The earliest liturgical manuscripts of the Carolingian period, such as the Gospel book signed by the scribe Godescalc (written between 781 and 783), are characterized by a tentative and not always successful fusion of ornamental motifs of chiefly Anglo-Saxon and Irish origin and by figures derived from antiquity. Full-page portraits of the four evangelists were often designed. Later Carolingian miniatures show an increasing familiarity with the heritage of late antiquity and in some instances are perhaps influenced by Byzantine art. The manuscripts owe much of their beauty to the new minuscule form of writing, remarkable for its clarity and form. The most influential work was the Utrecht Psalter, illustrated in a mode of nervous and flickering intensity quite unparalleled in earlier Western art.

Closely allied in style to the miniatures were the ivory carvings, many of them originally part of book covers. Metalwork objects are rarer, although literary evidence shows that goldsmiths and enamel workers were active.
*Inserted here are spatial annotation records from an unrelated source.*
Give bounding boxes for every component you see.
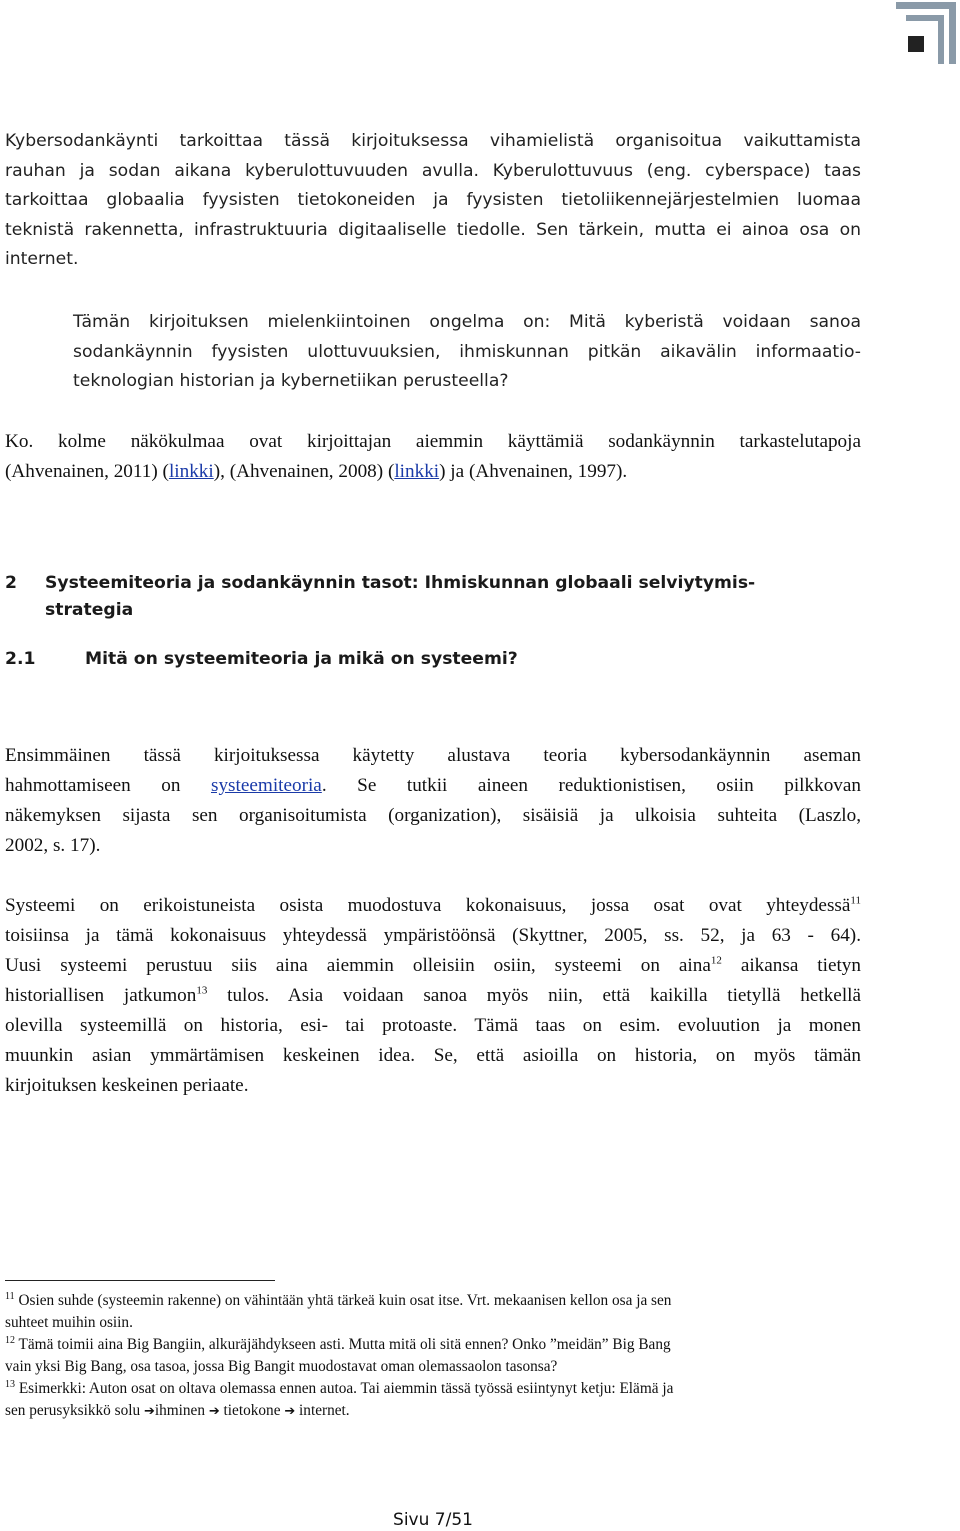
text-line: olevilla systeemillä on historia, esi- tai protoaste. Tämä taas on esim. evoluution ja monen xyxy=(5,1015,861,1036)
text-line: muunkin asian ymmärtämisen keskeinen idea. Se, että asioilla on historia, on myös tämän xyxy=(5,1045,861,1066)
text-line: hahmottamiseen on systeemiteoria. Se tutkii aineen reduktionistisen, osiin pilkkovan xyxy=(5,775,861,796)
footnote-ref-12[interactable]: 12 xyxy=(710,954,722,967)
footnote-12: $^{12}$ Tämä toimii aina Big Bangiin, alkuräjähdykseen asti. Mutta mitä oli sitä ennen? Onko ”meidän” Big Bang vain yksi Big Bang, osa tasoa, jossa Big Bangit muodostavat oman olemassaolon tasonsa? xyxy=(5,1334,671,1375)
arrow-right-icon: ➔ xyxy=(208,1404,220,1419)
text-line: Uusi systeemi perustuu siis aina aiemmin olleisiin osiin, systeemi on aina$^{12}$ aikansa tietyn xyxy=(5,954,861,976)
footnote-11: $^{11}$ Osien suhde (systeemin rakenne) on vähintään yhtä tärkeä kuin osat itse. Vrt. mekaanisen kellon osa ja sen suhteet muihin osiin. xyxy=(5,1290,672,1331)
arrow-right-icon: ➔ xyxy=(284,1404,296,1419)
text-line: Tämän kirjoituksen mielenkiintoinen ongelma on: Mitä kyberistä voidaan sanoa xyxy=(73,312,861,332)
text-line: Ensimmäinen tässä kirjoituksessa käytetty alustava teoria kybersodankäynnin aseman xyxy=(5,745,861,766)
subsection-title: Mitä on systeemiteoria ja mikä on systeemi? xyxy=(85,649,518,669)
section-title-cont: strategia xyxy=(45,600,134,620)
text-line: Kybersodankäynti tarkoittaa tässä kirjoituksessa vihamielistä organisoitua vaikuttamista xyxy=(5,131,861,151)
text-line: Ko. kolme näkökulmaa ovat kirjoittajan aiemmin käyttämiä sodankäynnin tarkastelutapoja xyxy=(5,431,861,452)
system-definition-paragraph xyxy=(5,891,861,1101)
subsection-number: 2.1 xyxy=(5,649,36,669)
footnote-number: 11 xyxy=(5,1290,15,1302)
reference-link-2008[interactable]: linkki xyxy=(394,461,440,482)
section-title: Systeemiteoria ja sodankäynnin tasot: Ihmiskunnan globaali selviytymis- xyxy=(45,573,756,593)
section-heading xyxy=(5,570,755,624)
research-question xyxy=(73,308,861,397)
systems-theory-paragraph xyxy=(5,741,861,861)
text-line: (Ahvenainen, 2011) (linkki), (Ahvenainen, 2008) (linkki) ja (Ahvenainen, 1997). xyxy=(5,461,628,482)
intro-paragraph xyxy=(5,127,861,275)
footnote-13: $^{13}$ Esimerkki: Auton osat on oltava olemassa ennen autoa. Tai aiemmin tässä työssä esiintynyt ketju: Elämä ja sen perusyksikkö solu ➔ihminen ➔ tietokone ➔ internet. xyxy=(5,1378,674,1419)
page-number: Sivu 7/51 xyxy=(393,1510,473,1530)
text-line: sodankäynnin fyysisten ulottuvuuksien, ihmiskunnan pitkän aikavälin informaatio- xyxy=(73,341,861,362)
text-line: 2002, s. 17). xyxy=(5,835,101,856)
text-line: rauhan ja sodan aikana kyberulottuvuuden avulla. Kyberulottuvuus (eng. cyberspace) taas xyxy=(5,160,861,181)
footnote-ref-13[interactable]: 13 xyxy=(196,984,208,997)
footnote-ref-11[interactable]: 11 xyxy=(850,894,861,907)
text-line: kirjoituksen keskeinen periaate. xyxy=(5,1075,249,1096)
text-line: toisiinsa ja tämä kokonaisuus yhteydessä ympäristöönsä (Skyttner, 2005, ss. 52, ja 63 - 64). xyxy=(5,925,861,946)
text-line: historiallisen jatkumon$^{13}$ tulos. Asia voidaan sanoa myös niin, että kaikilla tietyllä hetkellä xyxy=(5,984,861,1006)
footnote-number: 12 xyxy=(5,1334,15,1346)
text-line: näkemyksen sijasta sen organisoitumista (organization), sisäisiä ja ulkoisia suhteita (Laszlo, xyxy=(5,805,861,826)
footnote-separator xyxy=(5,1280,275,1281)
reference-link-2011[interactable]: linkki xyxy=(168,461,214,482)
text-line: internet. xyxy=(5,249,79,270)
text-line: teknistä rakennetta, infrastruktuuria digitaaliselle tiedolle. Sen tärkein, mutta ei ainoa osa on xyxy=(5,219,861,240)
text-line: Systeemi on erikoistuneista osista muodostuva kokonaisuus, jossa osat ovat yhteydessä$^{11}$ xyxy=(5,894,861,916)
footnote-number: 13 xyxy=(5,1378,15,1390)
perspectives-paragraph xyxy=(5,427,861,487)
arrow-right-icon: ➔ xyxy=(143,1404,155,1419)
section-number: 2 xyxy=(5,573,17,593)
text-line: teknologian historian ja kybernetiikan perusteella? xyxy=(73,371,509,392)
publisher-logo xyxy=(892,0,960,66)
text-line: tarkoittaa globaalia fyysisten tietokoneiden ja fyysisten tietoliikennejärjestelmien luomaa xyxy=(5,190,861,211)
systeemiteoria-link[interactable]: systeemiteoria xyxy=(211,775,322,796)
subsection-heading xyxy=(5,646,518,673)
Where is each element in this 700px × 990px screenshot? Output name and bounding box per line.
The large golden altar of Sant' Ambrogio in Milan (executed in 835), the portable altar of Arnulf (now in Munich), several splendid book covers, and other sumptuously decorated objects provide insight into the artistic accomplishments of the period, which ended in the late 9th cent.

Bibliography

See A. K. Porter, Medieval Architecture: Its Origin and Development (2 vol., 1909, 1912, repr. 1969); A. Goldschmidt, German Illumination (Vol. I: Carolingian Period, 1928, repr. 1969); R. Hinks, Carolingian Art (1935, repr. 1962); H. Saalman, Medieval Architecture (1962); K. Conant, Carolingian and Romanesque Architecture (2d ed. 1966).